The apparent hiring of the team of sports agent Dwight Manley and civil rights activist the Rev. Jesse Jackson as national manager has created uneasiness among some members of the Jockeys' Guild who put their support behind Dave Stevenson, a former rider and consultant with knowledge of the inner workings and politics of the pari-mutuel industry.
According to reports, jockeys based in the Eastern region of the country left a two-day Guild senate meeting in Louisville, Ky., early June 26 because of concerns over the direction the organization may be headed. On June 28, Mike Luzzi, a New York-based rider, told The Blood-Horse
he had resigned from the Guild senate for personal reasons.
Luzzi, who attended part of the Guild meeting June 26, was elected to the interim senate after the Guild fired Matrix Capital Associates, its previous management team, last November, and was re-elected to the senate this year. Matrix was headed by Dr. Wayne Gertmenian.
"I resigned for personal reasons," Luzzi said. "It's time-consuming, but (the board) is doing things I didn't agree with. Some of us thought we could have gotten (former national manager) John Giovanni back, or felt that Dave Stevenson was the candidate who should have been hired."
(Giovanni was ousted in a coup that led to the hiring of Gertmenian. Last November, the controversial Gertmenian was tossed out after some of his former supporters decided to go in another direction. Lawsuits in the millions of dollars remain unresolved.)
"It has been a tedious time since December--a long six months," Luzzi said. "I'll remain a Guild member and will support the Guild, but I won't be directly involved anymore. I'm not mad, and I'm not quitting. I will serve the Guild and still believe in the Guild."
Luzzi and Larry Saumell, a Guild member representative based on the East Coast, didn't know whether the nine-member board of directors had in fact hired Manley and Jackson, who said they would serve as co-managers. But Stevenson said June 28 he was told by Guild attorney Tom Kennedy the evening of June 26 Manley had gotten the job.
"He said a decision had been made, and I said I appreciated knowing up front," Stevenson said. "I went up to Manley and wished him good luck."

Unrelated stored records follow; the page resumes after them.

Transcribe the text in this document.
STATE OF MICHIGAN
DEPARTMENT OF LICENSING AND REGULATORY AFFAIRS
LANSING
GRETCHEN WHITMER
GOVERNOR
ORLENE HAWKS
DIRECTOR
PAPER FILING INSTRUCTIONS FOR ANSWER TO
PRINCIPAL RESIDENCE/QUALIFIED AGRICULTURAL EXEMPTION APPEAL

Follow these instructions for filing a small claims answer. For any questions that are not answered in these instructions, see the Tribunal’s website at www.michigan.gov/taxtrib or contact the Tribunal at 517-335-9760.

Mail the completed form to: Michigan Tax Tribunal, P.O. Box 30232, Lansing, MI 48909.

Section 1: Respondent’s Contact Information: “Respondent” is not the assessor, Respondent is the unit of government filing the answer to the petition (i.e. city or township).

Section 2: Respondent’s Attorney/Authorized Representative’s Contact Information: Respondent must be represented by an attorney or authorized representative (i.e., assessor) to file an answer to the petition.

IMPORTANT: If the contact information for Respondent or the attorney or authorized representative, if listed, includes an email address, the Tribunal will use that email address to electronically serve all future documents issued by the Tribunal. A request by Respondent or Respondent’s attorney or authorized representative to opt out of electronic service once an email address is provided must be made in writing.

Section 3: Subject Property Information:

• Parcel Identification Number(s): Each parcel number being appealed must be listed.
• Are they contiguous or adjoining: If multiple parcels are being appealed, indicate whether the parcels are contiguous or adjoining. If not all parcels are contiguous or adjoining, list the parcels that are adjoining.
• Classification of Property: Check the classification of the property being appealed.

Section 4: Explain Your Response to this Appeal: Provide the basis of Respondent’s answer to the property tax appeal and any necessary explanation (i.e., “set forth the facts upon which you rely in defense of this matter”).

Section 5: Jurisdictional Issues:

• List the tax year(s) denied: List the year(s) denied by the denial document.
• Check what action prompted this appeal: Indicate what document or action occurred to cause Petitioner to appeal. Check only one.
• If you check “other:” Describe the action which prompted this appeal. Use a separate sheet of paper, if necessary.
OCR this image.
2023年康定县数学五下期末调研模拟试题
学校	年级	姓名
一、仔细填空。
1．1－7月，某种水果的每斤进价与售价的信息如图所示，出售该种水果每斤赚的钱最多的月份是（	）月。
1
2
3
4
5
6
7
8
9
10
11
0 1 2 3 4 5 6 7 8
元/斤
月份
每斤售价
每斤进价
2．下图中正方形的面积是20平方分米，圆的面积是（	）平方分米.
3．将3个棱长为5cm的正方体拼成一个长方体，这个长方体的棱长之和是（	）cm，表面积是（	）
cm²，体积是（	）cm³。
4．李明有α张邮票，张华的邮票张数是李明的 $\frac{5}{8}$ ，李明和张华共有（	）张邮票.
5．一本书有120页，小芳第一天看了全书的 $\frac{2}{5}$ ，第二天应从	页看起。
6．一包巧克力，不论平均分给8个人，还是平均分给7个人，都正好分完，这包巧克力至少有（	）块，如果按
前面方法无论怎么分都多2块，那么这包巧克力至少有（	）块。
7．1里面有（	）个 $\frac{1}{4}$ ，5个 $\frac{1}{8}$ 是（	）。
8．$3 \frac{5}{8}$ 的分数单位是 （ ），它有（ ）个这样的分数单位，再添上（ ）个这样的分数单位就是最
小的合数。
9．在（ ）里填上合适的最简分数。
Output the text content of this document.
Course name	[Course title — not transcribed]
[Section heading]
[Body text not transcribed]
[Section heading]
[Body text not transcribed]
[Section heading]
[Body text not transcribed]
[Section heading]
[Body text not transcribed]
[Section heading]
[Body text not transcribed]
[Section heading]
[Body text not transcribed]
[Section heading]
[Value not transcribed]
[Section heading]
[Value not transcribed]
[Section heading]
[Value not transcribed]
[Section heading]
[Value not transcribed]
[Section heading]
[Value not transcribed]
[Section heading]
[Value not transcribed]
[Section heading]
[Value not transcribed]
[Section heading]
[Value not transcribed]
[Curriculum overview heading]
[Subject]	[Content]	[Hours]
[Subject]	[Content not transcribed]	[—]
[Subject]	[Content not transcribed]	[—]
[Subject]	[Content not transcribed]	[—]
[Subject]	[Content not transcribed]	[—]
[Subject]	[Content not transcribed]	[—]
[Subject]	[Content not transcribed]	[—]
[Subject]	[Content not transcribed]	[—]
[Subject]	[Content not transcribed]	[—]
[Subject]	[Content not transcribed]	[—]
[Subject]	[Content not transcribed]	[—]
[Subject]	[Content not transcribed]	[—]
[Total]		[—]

There hasn't been official word of a decision on the hiring of a national manager. Guild spokeswoman Angie Gimmel said June 27 the board isn't in a hurry to render a decision, but on June 28, Guild chairman John Velazquez told Daily Racing Form
Manley and Jackson were hired June 26.
Saumell said he had heard of some concern among jockeys with the recent turn of events. Luzzi said he would know more June 28 when live racing resumes at Belmont Park.
"Some guys expressed disappointment, and I'm sure some people are concerned," Luzzi said. "I haven't been to the jocks' room yet, but I'm sure I'll hear some kind of talk."

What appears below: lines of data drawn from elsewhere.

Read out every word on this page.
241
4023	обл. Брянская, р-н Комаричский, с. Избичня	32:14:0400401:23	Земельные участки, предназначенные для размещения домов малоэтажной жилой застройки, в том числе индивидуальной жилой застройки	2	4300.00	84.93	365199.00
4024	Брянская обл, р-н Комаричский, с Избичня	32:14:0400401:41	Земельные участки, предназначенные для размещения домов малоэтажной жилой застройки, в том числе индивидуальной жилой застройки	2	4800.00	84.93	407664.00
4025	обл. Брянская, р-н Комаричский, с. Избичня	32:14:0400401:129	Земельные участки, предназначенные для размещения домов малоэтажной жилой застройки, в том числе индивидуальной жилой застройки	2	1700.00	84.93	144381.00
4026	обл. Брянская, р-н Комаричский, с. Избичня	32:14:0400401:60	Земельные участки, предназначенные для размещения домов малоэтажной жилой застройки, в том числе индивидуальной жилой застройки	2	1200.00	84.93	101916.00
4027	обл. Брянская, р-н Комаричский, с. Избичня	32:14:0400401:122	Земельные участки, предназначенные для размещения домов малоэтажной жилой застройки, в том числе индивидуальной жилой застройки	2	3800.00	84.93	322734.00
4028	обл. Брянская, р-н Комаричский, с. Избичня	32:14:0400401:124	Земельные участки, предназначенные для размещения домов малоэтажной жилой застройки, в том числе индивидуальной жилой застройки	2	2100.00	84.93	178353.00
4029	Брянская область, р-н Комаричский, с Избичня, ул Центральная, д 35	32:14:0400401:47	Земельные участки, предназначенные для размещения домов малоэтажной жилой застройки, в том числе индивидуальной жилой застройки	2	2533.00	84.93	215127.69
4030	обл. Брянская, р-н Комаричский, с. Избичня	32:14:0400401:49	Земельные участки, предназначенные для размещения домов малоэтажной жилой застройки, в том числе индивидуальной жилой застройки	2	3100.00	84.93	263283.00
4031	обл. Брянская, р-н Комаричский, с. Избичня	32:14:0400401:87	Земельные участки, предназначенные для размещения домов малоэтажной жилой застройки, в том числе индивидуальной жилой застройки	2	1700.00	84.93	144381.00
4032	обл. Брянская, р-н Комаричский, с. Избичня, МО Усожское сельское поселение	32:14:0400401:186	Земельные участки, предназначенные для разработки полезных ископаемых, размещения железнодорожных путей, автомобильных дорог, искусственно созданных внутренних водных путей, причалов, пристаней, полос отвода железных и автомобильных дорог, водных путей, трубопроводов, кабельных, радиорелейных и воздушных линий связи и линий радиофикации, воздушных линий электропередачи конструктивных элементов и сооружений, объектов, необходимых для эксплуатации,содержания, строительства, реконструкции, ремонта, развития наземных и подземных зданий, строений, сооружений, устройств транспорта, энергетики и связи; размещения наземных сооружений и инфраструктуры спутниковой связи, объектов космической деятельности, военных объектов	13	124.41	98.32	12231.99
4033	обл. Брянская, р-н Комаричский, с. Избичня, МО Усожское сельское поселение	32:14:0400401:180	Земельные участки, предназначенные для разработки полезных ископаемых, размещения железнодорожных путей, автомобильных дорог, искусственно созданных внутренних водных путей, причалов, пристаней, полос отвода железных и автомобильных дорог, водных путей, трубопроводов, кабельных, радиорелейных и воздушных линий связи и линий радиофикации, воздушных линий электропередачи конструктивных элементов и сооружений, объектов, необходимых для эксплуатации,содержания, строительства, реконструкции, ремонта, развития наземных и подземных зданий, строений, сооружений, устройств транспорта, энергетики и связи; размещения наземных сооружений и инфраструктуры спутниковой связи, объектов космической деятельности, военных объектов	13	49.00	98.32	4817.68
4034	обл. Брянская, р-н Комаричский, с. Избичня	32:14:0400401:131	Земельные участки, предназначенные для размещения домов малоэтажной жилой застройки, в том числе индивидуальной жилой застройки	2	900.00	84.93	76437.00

The Guild senate listened to presentations from Manley and Stevenson during the June 26 meeting in Louisville, Ky. Stevenson presented a three-year plan and said he intended to serve for only three years to get the organization back on solid footing.

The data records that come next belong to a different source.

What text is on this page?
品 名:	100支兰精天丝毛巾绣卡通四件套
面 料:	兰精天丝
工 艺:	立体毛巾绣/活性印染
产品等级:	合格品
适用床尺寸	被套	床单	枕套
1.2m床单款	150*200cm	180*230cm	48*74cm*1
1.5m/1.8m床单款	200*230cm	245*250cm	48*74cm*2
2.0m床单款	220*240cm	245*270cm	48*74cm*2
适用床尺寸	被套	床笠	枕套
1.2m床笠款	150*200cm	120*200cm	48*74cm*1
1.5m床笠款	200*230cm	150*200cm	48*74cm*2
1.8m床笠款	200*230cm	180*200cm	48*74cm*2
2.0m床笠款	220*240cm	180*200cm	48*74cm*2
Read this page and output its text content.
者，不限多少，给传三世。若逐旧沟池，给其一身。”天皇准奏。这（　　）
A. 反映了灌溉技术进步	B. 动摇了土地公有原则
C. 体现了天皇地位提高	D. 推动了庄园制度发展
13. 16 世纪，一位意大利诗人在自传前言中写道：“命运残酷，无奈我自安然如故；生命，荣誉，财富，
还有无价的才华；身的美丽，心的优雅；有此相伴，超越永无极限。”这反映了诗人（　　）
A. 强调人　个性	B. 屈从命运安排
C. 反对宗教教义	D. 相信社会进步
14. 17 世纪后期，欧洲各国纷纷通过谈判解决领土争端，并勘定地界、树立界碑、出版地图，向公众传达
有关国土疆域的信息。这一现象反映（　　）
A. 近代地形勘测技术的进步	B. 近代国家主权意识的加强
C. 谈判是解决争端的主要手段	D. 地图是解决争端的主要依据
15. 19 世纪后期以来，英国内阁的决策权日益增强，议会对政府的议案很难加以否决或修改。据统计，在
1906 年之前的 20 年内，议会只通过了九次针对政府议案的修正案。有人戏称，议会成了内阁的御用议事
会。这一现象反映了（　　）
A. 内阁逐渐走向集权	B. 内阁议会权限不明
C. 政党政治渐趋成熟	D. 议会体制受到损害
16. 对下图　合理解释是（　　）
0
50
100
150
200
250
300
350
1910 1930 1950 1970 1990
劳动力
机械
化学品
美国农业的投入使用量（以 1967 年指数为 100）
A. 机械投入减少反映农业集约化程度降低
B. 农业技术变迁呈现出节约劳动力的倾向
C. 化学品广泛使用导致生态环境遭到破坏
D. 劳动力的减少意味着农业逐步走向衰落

His 15-point action plan includes a recommendation the Guild create affiliations with non-industry associations in major league sports as well as the travel industry, hotel industry, and media outlets. The plan also suggested the Guild build a merchandising program from sponsorship revenue.
Industry sources indicated Manley and Jackson intend to organize jockeys, grooms, hotwalkers, and exercise riders, and would loan the Guild about $500,000 in the first year of the contract. Ultimately, the concern would receive 15% of the Guild's gross revenue for the life of the Guild, the sources said.
Manley has represented such high-profile clients and National Basketball Association standouts as Dennis Rodman and Karl Malone. Jackson, who heads the Rainbow Coalition, spoke to Guild members June 26 and told the media jockeys should pursue collective bargaining and revenue sharing, which are standards in other major league sports.
In an unrelated matter, Jackson, who sought the Democratic nomination for U.S. president in 1984 and 1988, on June 28 called for a 10,000-person Louisville rally to urge the U.S. Supreme Court to allow schools to use race in student assignment, the Louisville Courier-Journal
reported. Jackson told the newspaper he was in the city to oppose a legal challenge of voluntary desegregation at Jefferson County Public Schools.
Also on June 27, U.S. Reps. Ed Whitfield of Kentucky and Bart Stupak of Michigan scheduled, and quickly canceled, a June 28 media teleconference to discuss introduction of the "Jockeys' Insurance Fairness Act." The congressmen serve on the House Energy and Commerce Subcommittee on Oversight and Investigations, which has held hearings to examine health and welfare issues in the horse racing industry.
Whitfield has told The Blood-Horse
he would like to amend the Interstate Horseracing Act of 1978 to provide committed funding for a national health insurance program for jockeys and backstretch employees. It isn't known if an IHA amendment is part of the Jockeys' Insurance Fairness Act.